Publications in relation with the research project
This review article discusses the active constituents and potential of two menthol mint oils, Mentha piperita (MPEO) and Mentha arvensis (MAEO), as natural sources for botanical pesticides. The biological activities of these menthol mint oils, which can be useful in agriculture, have been broadly researched, especially toward phytotoxic microorganisms. To a lesser extent, the insecticidal and herbicidal activities of mint EOs have also been studied. It is apparent that the prospect of using menthol mint oils in agriculture is increasing in popularity. A number of investigations showed that the in vitro efficacy of MPEO and MAEO, as well as that of their main constituent, menthol, is pronounced. The results of in vitro research are useful for choosing EOs for further investigations. However, it is clear that in situ experiments are crucial and should be more extensively developed. At the same time, known techniques are to be applied to this area and new methods should be worked out, aiming at the improvement of EOs’ pesticidal efficacy and cost-effectiveness, for future implementation in agricultural pest control.

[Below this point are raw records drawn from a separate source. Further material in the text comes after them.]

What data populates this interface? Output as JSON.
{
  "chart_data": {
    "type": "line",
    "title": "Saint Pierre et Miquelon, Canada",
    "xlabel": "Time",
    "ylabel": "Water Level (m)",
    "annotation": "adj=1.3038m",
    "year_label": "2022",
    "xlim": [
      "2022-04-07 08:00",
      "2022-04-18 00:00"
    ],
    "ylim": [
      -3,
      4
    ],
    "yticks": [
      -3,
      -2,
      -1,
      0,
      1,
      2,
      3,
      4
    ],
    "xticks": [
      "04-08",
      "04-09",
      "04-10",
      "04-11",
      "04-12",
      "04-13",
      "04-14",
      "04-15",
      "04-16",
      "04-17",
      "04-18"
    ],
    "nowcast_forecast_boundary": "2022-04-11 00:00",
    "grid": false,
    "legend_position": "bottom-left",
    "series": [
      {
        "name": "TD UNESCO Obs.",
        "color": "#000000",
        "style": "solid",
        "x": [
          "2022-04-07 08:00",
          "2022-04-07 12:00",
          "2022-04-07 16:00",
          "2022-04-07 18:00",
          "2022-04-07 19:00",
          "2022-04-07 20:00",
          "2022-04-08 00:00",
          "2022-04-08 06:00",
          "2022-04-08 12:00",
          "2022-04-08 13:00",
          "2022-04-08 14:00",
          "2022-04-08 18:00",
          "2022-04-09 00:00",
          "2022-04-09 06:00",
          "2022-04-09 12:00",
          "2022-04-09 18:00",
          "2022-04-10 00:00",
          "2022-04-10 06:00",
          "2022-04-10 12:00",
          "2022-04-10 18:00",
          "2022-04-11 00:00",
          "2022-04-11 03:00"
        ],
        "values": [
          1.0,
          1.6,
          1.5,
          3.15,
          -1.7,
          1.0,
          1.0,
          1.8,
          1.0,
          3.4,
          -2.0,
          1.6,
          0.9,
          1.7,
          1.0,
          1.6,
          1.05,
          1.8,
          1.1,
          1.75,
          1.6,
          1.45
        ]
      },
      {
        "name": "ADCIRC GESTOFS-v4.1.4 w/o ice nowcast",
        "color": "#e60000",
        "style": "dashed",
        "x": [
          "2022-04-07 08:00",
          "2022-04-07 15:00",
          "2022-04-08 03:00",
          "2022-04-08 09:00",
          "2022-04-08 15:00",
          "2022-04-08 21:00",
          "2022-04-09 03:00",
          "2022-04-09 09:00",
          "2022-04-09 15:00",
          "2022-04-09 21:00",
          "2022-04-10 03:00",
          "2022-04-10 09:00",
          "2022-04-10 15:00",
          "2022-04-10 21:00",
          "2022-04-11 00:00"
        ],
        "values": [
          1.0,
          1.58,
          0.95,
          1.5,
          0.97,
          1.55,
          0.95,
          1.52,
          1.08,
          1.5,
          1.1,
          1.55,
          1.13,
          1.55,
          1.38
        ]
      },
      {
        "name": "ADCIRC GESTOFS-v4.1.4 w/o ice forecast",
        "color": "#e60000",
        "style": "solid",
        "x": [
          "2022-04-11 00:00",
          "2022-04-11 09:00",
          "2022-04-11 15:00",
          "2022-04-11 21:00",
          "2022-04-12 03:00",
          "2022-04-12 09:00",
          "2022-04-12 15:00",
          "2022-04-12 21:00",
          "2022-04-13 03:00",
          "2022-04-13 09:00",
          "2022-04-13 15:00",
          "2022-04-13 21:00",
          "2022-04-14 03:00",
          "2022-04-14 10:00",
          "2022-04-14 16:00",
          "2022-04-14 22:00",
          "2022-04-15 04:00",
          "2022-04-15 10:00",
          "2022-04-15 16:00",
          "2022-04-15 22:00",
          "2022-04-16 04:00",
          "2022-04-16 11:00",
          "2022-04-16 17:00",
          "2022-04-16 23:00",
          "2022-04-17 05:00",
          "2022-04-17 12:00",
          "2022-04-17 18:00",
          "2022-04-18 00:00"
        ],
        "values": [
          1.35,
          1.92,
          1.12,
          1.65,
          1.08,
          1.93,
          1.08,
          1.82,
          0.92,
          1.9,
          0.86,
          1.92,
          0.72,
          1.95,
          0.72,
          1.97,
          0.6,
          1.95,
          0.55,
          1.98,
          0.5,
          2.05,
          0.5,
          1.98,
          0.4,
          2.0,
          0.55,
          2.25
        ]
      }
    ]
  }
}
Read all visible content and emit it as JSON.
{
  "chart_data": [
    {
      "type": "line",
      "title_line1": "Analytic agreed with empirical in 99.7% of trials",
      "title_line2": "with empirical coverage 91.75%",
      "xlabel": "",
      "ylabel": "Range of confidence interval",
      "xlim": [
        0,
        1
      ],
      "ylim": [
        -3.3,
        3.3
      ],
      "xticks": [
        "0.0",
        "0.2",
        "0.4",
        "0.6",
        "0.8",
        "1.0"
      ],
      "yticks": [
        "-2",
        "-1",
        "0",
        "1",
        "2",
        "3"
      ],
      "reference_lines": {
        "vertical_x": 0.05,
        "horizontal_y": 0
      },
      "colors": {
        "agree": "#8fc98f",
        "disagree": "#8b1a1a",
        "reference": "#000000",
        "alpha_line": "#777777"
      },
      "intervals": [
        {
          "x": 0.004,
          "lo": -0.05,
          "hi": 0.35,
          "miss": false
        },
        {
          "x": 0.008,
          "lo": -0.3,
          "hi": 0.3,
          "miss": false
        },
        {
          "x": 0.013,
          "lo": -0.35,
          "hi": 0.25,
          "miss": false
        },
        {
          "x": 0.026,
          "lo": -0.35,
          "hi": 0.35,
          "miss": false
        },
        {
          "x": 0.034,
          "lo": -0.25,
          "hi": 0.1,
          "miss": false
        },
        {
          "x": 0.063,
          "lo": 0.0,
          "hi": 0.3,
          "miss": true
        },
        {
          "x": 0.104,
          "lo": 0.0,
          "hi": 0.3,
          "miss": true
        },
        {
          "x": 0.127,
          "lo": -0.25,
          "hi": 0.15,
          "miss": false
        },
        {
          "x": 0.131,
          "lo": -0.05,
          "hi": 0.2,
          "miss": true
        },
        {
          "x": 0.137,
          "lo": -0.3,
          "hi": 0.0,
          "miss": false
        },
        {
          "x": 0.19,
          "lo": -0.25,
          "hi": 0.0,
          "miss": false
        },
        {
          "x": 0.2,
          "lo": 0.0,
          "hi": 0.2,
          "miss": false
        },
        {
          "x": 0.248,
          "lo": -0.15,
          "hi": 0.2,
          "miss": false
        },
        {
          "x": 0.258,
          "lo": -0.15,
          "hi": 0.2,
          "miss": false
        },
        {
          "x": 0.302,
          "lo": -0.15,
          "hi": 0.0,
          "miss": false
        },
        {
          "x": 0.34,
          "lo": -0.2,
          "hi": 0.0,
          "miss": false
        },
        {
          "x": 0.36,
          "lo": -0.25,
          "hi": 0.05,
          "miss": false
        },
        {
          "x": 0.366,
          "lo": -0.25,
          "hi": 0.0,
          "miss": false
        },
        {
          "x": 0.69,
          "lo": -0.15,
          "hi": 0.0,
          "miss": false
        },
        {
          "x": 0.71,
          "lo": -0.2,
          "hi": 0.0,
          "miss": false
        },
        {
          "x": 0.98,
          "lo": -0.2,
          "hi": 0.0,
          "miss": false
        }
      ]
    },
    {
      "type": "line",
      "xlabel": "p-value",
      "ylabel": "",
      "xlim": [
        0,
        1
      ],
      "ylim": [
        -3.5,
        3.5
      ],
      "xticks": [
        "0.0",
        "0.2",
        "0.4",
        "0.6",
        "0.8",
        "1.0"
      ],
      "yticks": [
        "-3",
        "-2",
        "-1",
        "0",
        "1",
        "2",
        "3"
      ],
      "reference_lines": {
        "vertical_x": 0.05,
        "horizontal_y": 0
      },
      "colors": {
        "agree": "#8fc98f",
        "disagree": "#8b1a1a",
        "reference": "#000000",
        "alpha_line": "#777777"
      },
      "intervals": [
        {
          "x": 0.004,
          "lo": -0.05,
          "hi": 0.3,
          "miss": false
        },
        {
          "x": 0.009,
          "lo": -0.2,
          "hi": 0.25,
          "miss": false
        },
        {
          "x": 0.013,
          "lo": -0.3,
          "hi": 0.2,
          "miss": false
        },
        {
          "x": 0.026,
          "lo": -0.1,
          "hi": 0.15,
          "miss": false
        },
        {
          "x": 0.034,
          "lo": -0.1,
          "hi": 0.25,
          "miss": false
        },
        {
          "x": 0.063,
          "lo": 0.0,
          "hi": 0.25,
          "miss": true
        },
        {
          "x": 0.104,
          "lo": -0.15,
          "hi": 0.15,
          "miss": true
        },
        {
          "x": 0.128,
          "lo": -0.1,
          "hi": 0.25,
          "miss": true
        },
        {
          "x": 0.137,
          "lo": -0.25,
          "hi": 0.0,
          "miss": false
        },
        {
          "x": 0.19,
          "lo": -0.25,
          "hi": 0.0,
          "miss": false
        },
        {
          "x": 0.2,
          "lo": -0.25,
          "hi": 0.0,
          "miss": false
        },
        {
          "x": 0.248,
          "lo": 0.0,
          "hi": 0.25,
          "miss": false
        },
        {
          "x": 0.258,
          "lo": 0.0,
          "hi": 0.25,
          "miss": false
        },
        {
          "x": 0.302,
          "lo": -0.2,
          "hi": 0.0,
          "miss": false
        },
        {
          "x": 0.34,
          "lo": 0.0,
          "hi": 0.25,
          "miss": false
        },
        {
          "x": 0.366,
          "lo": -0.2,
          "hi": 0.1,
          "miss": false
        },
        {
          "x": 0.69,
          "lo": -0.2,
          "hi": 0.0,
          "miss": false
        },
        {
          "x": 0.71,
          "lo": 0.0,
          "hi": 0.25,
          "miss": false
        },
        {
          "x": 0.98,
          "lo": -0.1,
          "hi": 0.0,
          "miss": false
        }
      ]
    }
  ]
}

During this fellowship I performed several greenhouse and laboratory experiments, aiming at assessing the phytotoxic and microbiological effects of microencapsulated peppermint (Mentha x piperita L.) essential oil (MPO). The different doses of MPO were applied in the pot experiments either into vermiculite or top layer of arable soils. As the acceptor-species, I used four maize cultivars, one cultivar of mustard and a weed– lambsquarters (Chenopodium album L.). The microbiological analyses were performed using i) commercial strain of arbuscular fungus Rhizophagus irregularis on maize roots by intersection method, and ii) natural soil-microbiota by FDA biotest. I have found, based on the ED50 analysis, that the phytotoxic effect of MPO is both dose and species as well as soil-medium dependent. The biochemical analyses revealed, that the plants’ response to the application of MPO is typical for the allelopathic stress. The microbiological responses to the MPO applications were not clear enough to conclude and should be continued further.